The car rental insurance cost us $30 a day.  We really thought car rental insurance would be crucial because the last thing  you want is to have your trip ruined by a motor vehicle accident.  Even a little dent could cost us hundreds of dollars to pay back to the car rental company.

Contrary to popular belief, car rental insurance isn’t actually insurance. It is the coverage of the deductible should the car rental be in a collision causing damage.

Then one day as I was reading my credit card agreement for fun (yes, sadly, reading credit card agreements are my form of entertainment), I came across some of the “perks” of my MBNA Platinum Plus credit card.  One of them was that car rental insurance was included, provided that you pay for the car rental (or portion of it) with the credit card.  Namely this was labeled as “Supplemental Auto Rental Collision Damage“.  It isn’t insurance, but it helps eliminate the high deductible that you would have to pay should the rental car be in an accident causing damage.

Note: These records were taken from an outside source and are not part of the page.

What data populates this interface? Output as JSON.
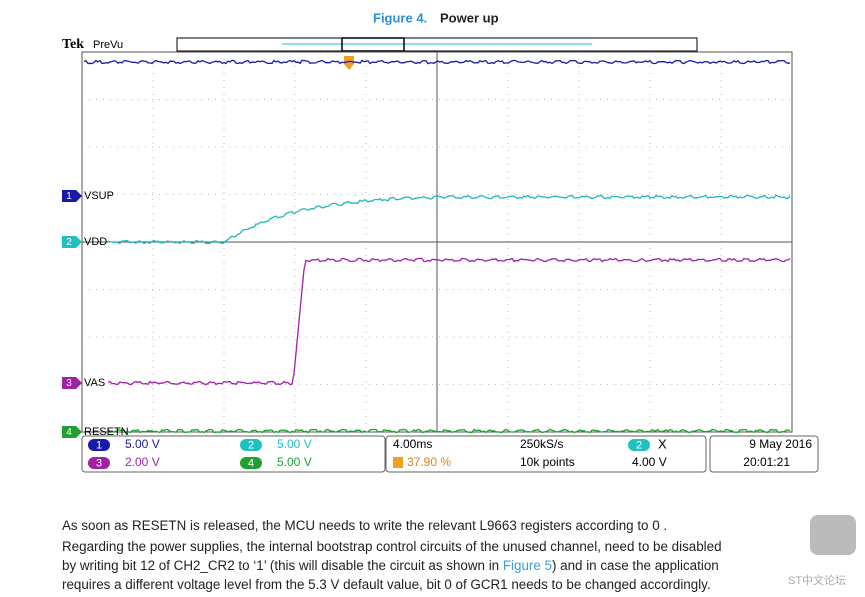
{
  "caption": {
    "label": "Figure 4.",
    "title": "Power up"
  },
  "scope": {
    "brand": "Tek",
    "mode": "PreVu",
    "channels": [
      {
        "number": "1",
        "name": "VSUP"
      },
      {
        "number": "2",
        "name": "VDD"
      },
      {
        "number": "3",
        "name": "VAS"
      },
      {
        "number": "4",
        "name": "RESETN"
      }
    ],
    "settings": [
      {
        "channel": "1",
        "scale": "5.00 V"
      },
      {
        "channel": "3",
        "scale": "2.00 V"
      },
      {
        "channel": "2",
        "scale": "5.00 V"
      },
      {
        "channel": "4",
        "scale": "5.00 V"
      }
    ],
    "timebase": "4.00ms",
    "trigger_position": "37.90 %",
    "sample_rate": "250kS/s",
    "record_length": "10k points",
    "trigger_source": "2",
    "trigger_slope": "X",
    "trigger_level": "4.00 V",
    "date": "9 May 2016",
    "time": "20:01:21"
  },
  "body": {
    "paragraph1": "As soon as RESETN is released, the MCU needs to write the relevant L9663 registers according to 0 .",
    "paragraph2": {
      "line1": "Regarding the power supplies, the internal bootstrap control circuits of the unused channel, need to be disabled",
      "line2_before": "by writing bit 12 of CH2_CR2 to ‘1’ (this will disable the circuit as shown in ",
      "link": "Figure 5",
      "line2_after": ") and in case the application",
      "line3": "requires a different voltage level from the 5.3 V default value, bit 0 of GCR1 needs to be changed accordingly."
    }
  },
  "watermark": "ST中文论坛"
}
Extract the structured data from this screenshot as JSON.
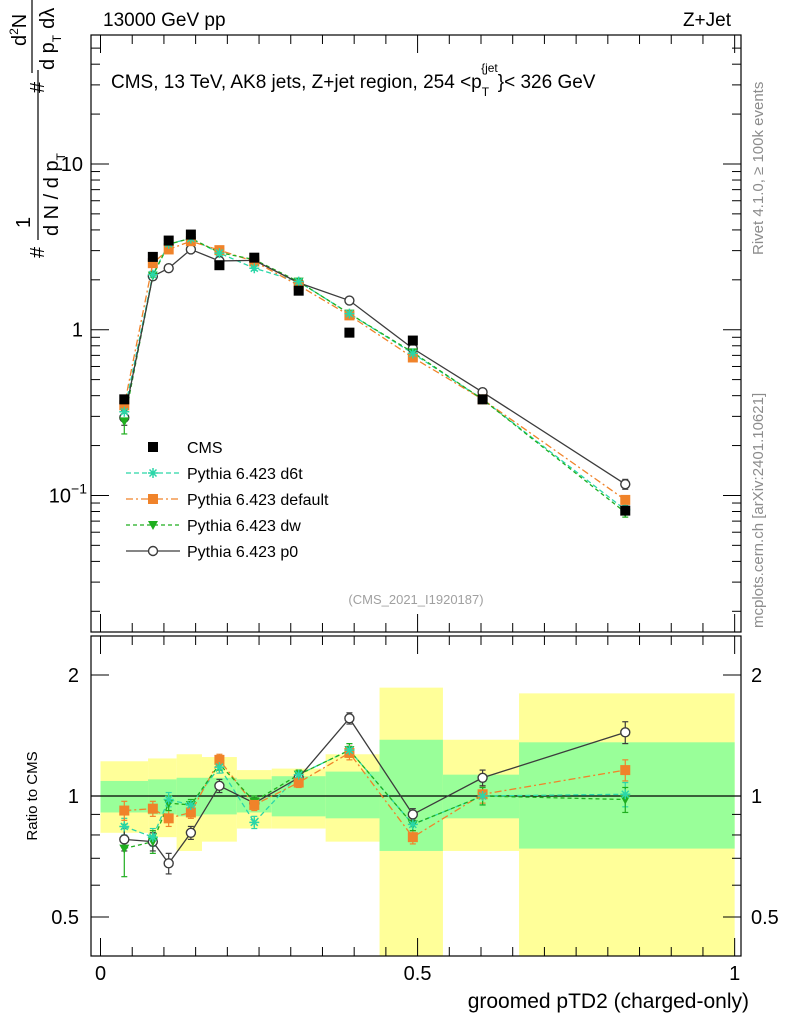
{
  "header": {
    "energy": "13000 GeV pp",
    "process": "Z+Jet"
  },
  "side_labels": {
    "rivet": "Rivet 4.1.0, ≥ 100k events",
    "mcplots": "mcplots.cern.ch [arXiv:2401.10621]"
  },
  "watermark": "(CMS_2021_I1920187)",
  "colors": {
    "cms": "#000000",
    "d6t": "#2bd6a8",
    "default": "#f0832a",
    "dw": "#1fae1f",
    "p0": "#3c3c3c",
    "band_outer": "#ffff99",
    "band_inner": "#99ff99"
  },
  "chart_data": [
    {
      "type": "scatter",
      "title": "CMS, 13 TeV, AK8 jets, Z+jet region, 254 <p_T^{jet}< 326 GeV",
      "title_text": {
        "prefix": "CMS, 13 TeV, AK8 jets, Z+jet region, 254 <p",
        "sub": "T",
        "sup": "{jet",
        "suffix": "}< 326 GeV"
      },
      "ylabel": "1/(dN/dp_T) · d²N/(dp_T dλ)",
      "ylabel_text": {
        "one": "1",
        "hash": "#",
        "dn": "d N / d p",
        "sub_t": "T",
        "d2n": "d",
        "two": "2",
        "n": "N",
        "dpt": "d p",
        "dl": "dλ"
      },
      "yscale": "log",
      "ylim": [
        0.015,
        60
      ],
      "xlim": [
        -0.015,
        1.01
      ],
      "yticks": [
        {
          "v": 0.1,
          "label": "10",
          "exp": "−1"
        },
        {
          "v": 1,
          "label": "1"
        },
        {
          "v": 10,
          "label": "10"
        }
      ],
      "legend_position": "middle-left",
      "x": [
        0.0375,
        0.0825,
        0.1075,
        0.1425,
        0.1875,
        0.2425,
        0.3125,
        0.3925,
        0.4925,
        0.6025,
        0.8275
      ],
      "series": [
        {
          "name": "CMS",
          "key": "cms",
          "style": "square",
          "values": [
            0.38,
            2.75,
            3.45,
            3.75,
            2.45,
            2.72,
            1.72,
            0.96,
            0.86,
            0.38,
            0.081
          ]
        },
        {
          "name": "Pythia 6.423 d6t",
          "key": "d6t",
          "style": "star",
          "dash": "5,3",
          "values": [
            0.32,
            2.15,
            3.3,
            3.55,
            2.9,
            2.35,
            1.95,
            1.25,
            0.72,
            0.38,
            0.082
          ],
          "errors": [
            0.04,
            0.1,
            0.1,
            0.1,
            0.08,
            0.07,
            0.05,
            0.04,
            0.02,
            0.015,
            0.005
          ]
        },
        {
          "name": "Pythia 6.423 default",
          "key": "default",
          "style": "square",
          "dash": "7,3,2,3",
          "values": [
            0.35,
            2.52,
            3.05,
            3.42,
            3.02,
            2.58,
            1.85,
            1.22,
            0.68,
            0.38,
            0.094
          ],
          "errors": [
            0.04,
            0.1,
            0.1,
            0.1,
            0.08,
            0.07,
            0.05,
            0.04,
            0.02,
            0.015,
            0.005
          ]
        },
        {
          "name": "Pythia 6.423 dw",
          "key": "dw",
          "style": "triangle",
          "dash": "4,3",
          "values": [
            0.28,
            2.12,
            3.28,
            3.56,
            2.92,
            2.65,
            1.95,
            1.25,
            0.73,
            0.38,
            0.079
          ],
          "errors": [
            0.045,
            0.1,
            0.1,
            0.1,
            0.08,
            0.07,
            0.05,
            0.04,
            0.02,
            0.015,
            0.005
          ]
        },
        {
          "name": "Pythia 6.423 p0",
          "key": "p0",
          "style": "circle",
          "dash": "",
          "values": [
            0.295,
            2.1,
            2.35,
            3.05,
            2.6,
            2.62,
            1.92,
            1.5,
            0.77,
            0.42,
            0.117
          ],
          "errors": [
            0.03,
            0.1,
            0.1,
            0.1,
            0.08,
            0.07,
            0.05,
            0.04,
            0.02,
            0.02,
            0.008
          ]
        }
      ]
    },
    {
      "type": "scatter",
      "ylabel": "Ratio to CMS",
      "xlabel": "groomed pTD2 (charged-only)",
      "yscale": "log",
      "ylim": [
        0.4,
        2.5
      ],
      "xlim": [
        -0.015,
        1.01
      ],
      "yticks": [
        {
          "v": 0.5,
          "label": "0.5"
        },
        {
          "v": 1,
          "label": "1"
        },
        {
          "v": 2,
          "label": "2"
        }
      ],
      "xticks": [
        {
          "v": 0,
          "label": "0"
        },
        {
          "v": 0.5,
          "label": "0.5"
        },
        {
          "v": 1,
          "label": "1"
        }
      ],
      "bands": [
        {
          "x0": 0.0,
          "x1": 0.075,
          "in_lo": 0.91,
          "in_hi": 1.09,
          "out_lo": 0.81,
          "out_hi": 1.22
        },
        {
          "x0": 0.075,
          "x1": 0.12,
          "in_lo": 0.9,
          "in_hi": 1.1,
          "out_lo": 0.79,
          "out_hi": 1.24
        },
        {
          "x0": 0.12,
          "x1": 0.16,
          "in_lo": 0.89,
          "in_hi": 1.11,
          "out_lo": 0.73,
          "out_hi": 1.27
        },
        {
          "x0": 0.16,
          "x1": 0.215,
          "in_lo": 0.9,
          "in_hi": 1.11,
          "out_lo": 0.77,
          "out_hi": 1.25
        },
        {
          "x0": 0.215,
          "x1": 0.27,
          "in_lo": 0.91,
          "in_hi": 1.1,
          "out_lo": 0.83,
          "out_hi": 1.16
        },
        {
          "x0": 0.27,
          "x1": 0.355,
          "in_lo": 0.89,
          "in_hi": 1.12,
          "out_lo": 0.83,
          "out_hi": 1.17
        },
        {
          "x0": 0.355,
          "x1": 0.44,
          "in_lo": 0.88,
          "in_hi": 1.15,
          "out_lo": 0.77,
          "out_hi": 1.27
        },
        {
          "x0": 0.44,
          "x1": 0.54,
          "in_lo": 0.73,
          "in_hi": 1.38,
          "out_lo": 0.4,
          "out_hi": 1.86
        },
        {
          "x0": 0.54,
          "x1": 0.66,
          "in_lo": 0.88,
          "in_hi": 1.13,
          "out_lo": 0.73,
          "out_hi": 1.38
        },
        {
          "x0": 0.66,
          "x1": 1.0,
          "in_lo": 0.74,
          "in_hi": 1.36,
          "out_lo": 0.4,
          "out_hi": 1.8
        }
      ],
      "x": [
        0.0375,
        0.0825,
        0.1075,
        0.1425,
        0.1875,
        0.2425,
        0.3125,
        0.3925,
        0.4925,
        0.6025,
        0.8275
      ],
      "series": [
        {
          "key": "d6t",
          "values": [
            0.84,
            0.79,
            0.98,
            0.95,
            1.18,
            0.86,
            1.13,
            1.3,
            0.85,
            1.0,
            1.01
          ],
          "errors": [
            0.04,
            0.04,
            0.04,
            0.03,
            0.04,
            0.03,
            0.03,
            0.05,
            0.03,
            0.05,
            0.07
          ]
        },
        {
          "key": "default",
          "values": [
            0.92,
            0.93,
            0.88,
            0.91,
            1.23,
            0.95,
            1.08,
            1.28,
            0.79,
            1.01,
            1.16
          ],
          "errors": [
            0.05,
            0.04,
            0.04,
            0.03,
            0.04,
            0.03,
            0.03,
            0.05,
            0.03,
            0.05,
            0.07
          ]
        },
        {
          "key": "dw",
          "values": [
            0.74,
            0.77,
            0.96,
            0.95,
            1.2,
            0.97,
            1.13,
            1.3,
            0.85,
            1.0,
            0.98
          ],
          "errors": [
            0.11,
            0.05,
            0.04,
            0.03,
            0.04,
            0.03,
            0.03,
            0.05,
            0.03,
            0.05,
            0.07
          ]
        },
        {
          "key": "p0",
          "values": [
            0.78,
            0.77,
            0.68,
            0.81,
            1.06,
            0.96,
            1.11,
            1.56,
            0.9,
            1.11,
            1.44
          ],
          "errors": [
            0.05,
            0.04,
            0.04,
            0.03,
            0.04,
            0.03,
            0.03,
            0.05,
            0.03,
            0.05,
            0.09
          ]
        }
      ]
    }
  ]
}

One has to keep in mind that if you say “yes” to the car rental company’s deductible coverage and PAY the $20-$30 a day extra, you say “adios” to any extra coverage that your credit card company might offer.  So it’s either one or the other, not both.

Therefore, it is probably a better idea to save yourself the $30/day and pay for your car rental with your credit card.  The rental car company might ask to keep your credit card on file/with them in their office so that they can use it should you damage the vehicle.  It’s best to bring two credit cards on your trip (I’ve learned this the hard way on my travels- got a call from the Mastercard company one time in South America to notify me that my credit card seemed to be compromised and they will mail me one at home in a few weeks).

If you end up in an accident, the rental car company could charge your card.  You will then need to contact your credit card company (and although it is a laborious and annoying process- it’s worth it to save your money) to submit documents etc. in order to get your claim approved.

Best to check with your credit card company to see how much the coverage is for your rental car before you rent the car.  Usually this extra coverage from the credit card company is with “platinum” cards, “gold” cards etc., so don’t expect the credit card you got approved for while you were a student to give you this perk.  Peace of mind when it comes to traveling is a good thing.

After talking to some of my friends who often rent cars, they were aware that rental car insurance is a “scam” and that most credit card companies can help you out.

Did you know about this?  Was I living under a rock again? At least I know now- I won’t be buying any car rental coverage this time around in Hawaii (but will check with the credit card company first before I go).  I know that credit cards can be a dual edged sword, but I think that if you pay them off with discipline and don’t carry a balance, they can be a great personal finance tool to have.